Reports by the BBC and other media claiming that the German-Indonesian tsunami early warning system was vandalized and did not work after Monday’s quake are baseless, the German Research Centre for Geosciences (GFZ) in Potsdam says in a statement issued today.

Indonesia’s national tsunami warning centre in Jakarta has issued a tsunami alert exactly 4 minutes and 46 seconds after the magnitude-7.5 quake off western Sumatra at 9.47 pm local time Monday night, GFZ makes clear. The warning was immediately communicated via satellite to 400 police stations and local emergency services in all threatened regions, including the badly affected Mentawai islands where the death toll has risen to more than 300. The first and largest tsunami wave had struck the islands just minutes after the quake – at about the same time the alert was issued, but too soon for it to have been effective in saving lives.

“Contrary to reports stating otherwise, all components of the tsunami early warning system worked properly.

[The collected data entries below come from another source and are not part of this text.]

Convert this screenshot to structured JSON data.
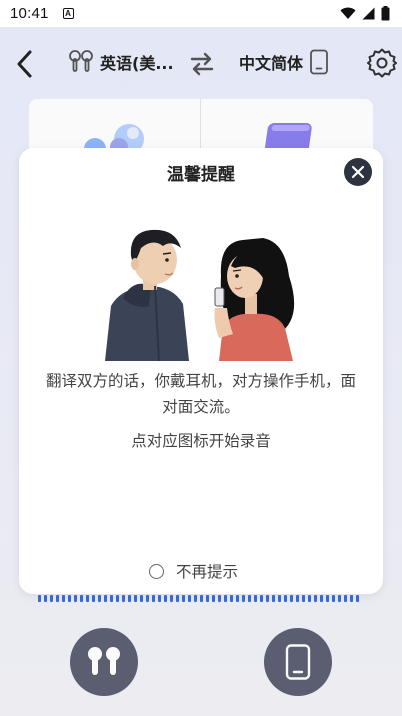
{
  "status_bar": {
    "time": "10:41",
    "notification_icon": "A"
  },
  "header": {
    "source_language": "英语(美...",
    "target_language": "中文简体",
    "back_icon": "chevron-left-icon",
    "swap_icon": "swap-arrows-icon",
    "settings_icon": "gear-icon",
    "earbuds_icon": "earbuds-icon",
    "phone_icon": "phone-icon"
  },
  "dialog": {
    "title": "温馨提醒",
    "description": "翻译双方的话，你戴耳机，对方操作手机，面对面交流。",
    "hint": "点对应图标开始录音",
    "dont_remind_label": "不再提示",
    "dont_remind_checked": false
  },
  "bottom": {
    "left_mode_icon": "earbuds-icon",
    "right_mode_icon": "phone-icon"
  },
  "colors": {
    "accent_blue": "#3a6fe0",
    "mode_button": "#5c6073",
    "close_button": "#2d3440"
  }
}
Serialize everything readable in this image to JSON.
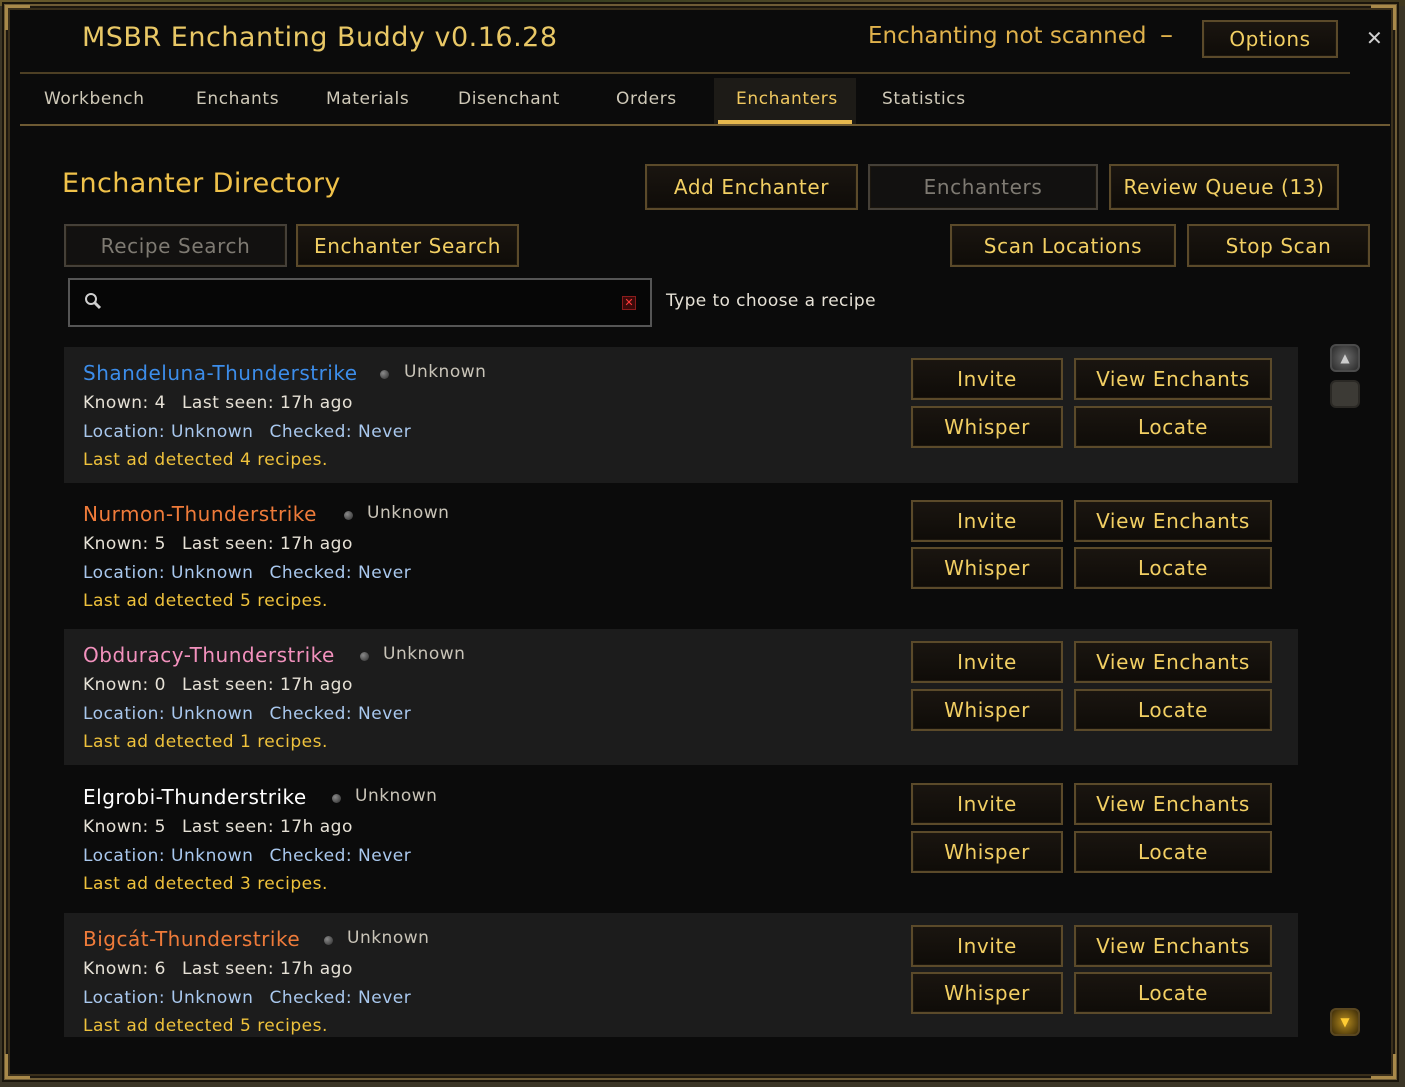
{
  "window": {
    "title": "MSBR Enchanting Buddy v0.16.28",
    "status": "Enchanting not scanned",
    "minimize_label": "–",
    "options_label": "Options",
    "close_label": "✕"
  },
  "tabs": [
    {
      "label": "Workbench"
    },
    {
      "label": "Enchants"
    },
    {
      "label": "Materials"
    },
    {
      "label": "Disenchant"
    },
    {
      "label": "Orders"
    },
    {
      "label": "Enchanters",
      "active": true
    },
    {
      "label": "Statistics"
    }
  ],
  "directory": {
    "title": "Enchanter Directory",
    "add_label": "Add Enchanter",
    "enchanters_label": "Enchanters",
    "review_label": "Review Queue (13)",
    "recipe_search_label": "Recipe Search",
    "enchanter_search_label": "Enchanter Search",
    "scan_locations_label": "Scan Locations",
    "stop_scan_label": "Stop Scan",
    "search_value": "",
    "search_placeholder": "",
    "hint": "Type to choose a recipe"
  },
  "card_labels": {
    "invite": "Invite",
    "view_enchants": "View Enchants",
    "whisper": "Whisper",
    "locate": "Locate"
  },
  "enchanters": [
    {
      "name": "Shandeluna-Thunderstrike",
      "color": "#3c8dea",
      "presence": "Unknown",
      "known": "Known: 4",
      "last_seen": "Last seen: 17h ago",
      "location": "Location: Unknown",
      "checked": "Checked: Never",
      "ad": "Last ad detected 4 recipes."
    },
    {
      "name": "Nurmon-Thunderstrike",
      "color": "#ef7b3a",
      "presence": "Unknown",
      "known": "Known: 5",
      "last_seen": "Last seen: 17h ago",
      "location": "Location: Unknown",
      "checked": "Checked: Never",
      "ad": "Last ad detected 5 recipes."
    },
    {
      "name": "Obduracy-Thunderstrike",
      "color": "#f291bd",
      "presence": "Unknown",
      "known": "Known: 0",
      "last_seen": "Last seen: 17h ago",
      "location": "Location: Unknown",
      "checked": "Checked: Never",
      "ad": "Last ad detected 1 recipes."
    },
    {
      "name": "Elgrobi-Thunderstrike",
      "color": "#ffffff",
      "presence": "Unknown",
      "known": "Known: 5",
      "last_seen": "Last seen: 17h ago",
      "location": "Location: Unknown",
      "checked": "Checked: Never",
      "ad": "Last ad detected 3 recipes."
    },
    {
      "name": "Bigcát-Thunderstrike",
      "color": "#ef7b3a",
      "presence": "Unknown",
      "known": "Known: 6",
      "last_seen": "Last seen: 17h ago",
      "location": "Location: Unknown",
      "checked": "Checked: Never",
      "ad": "Last ad detected 5 recipes."
    }
  ],
  "icons": {
    "search": "magnifier-icon",
    "clear": "clear-x-icon",
    "presence": "status-dot-icon",
    "scroll_up": "scroll-up-icon",
    "scroll_thumb": "scroll-thumb-icon",
    "scroll_bottom": "scroll-bottom-icon"
  },
  "colors": {
    "accent_gold": "#f0c24a",
    "location_blue": "#a9c8ee",
    "ad_yellow": "#efc23c"
  }
}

Reports of broken or even deliberately destroyed system units are entirely unfounded,” the GFZ release says.

The early warning system does not offer “complete protection from a catastrophe,” GFZ warns.

“A comprehensive protection against earthquakes and tsunamis is not possible: directly at the source the earthquake and the arrival of the tsunami occur almost simultaneously. The greater the distance to the location of the earthquake, the longer the prewarning time. The risk is very high for the inhabitants of the island chain off Indonesia. (…) Counteracting this false sense of security is part of the work of the tsunami early warning system for Indonesia.”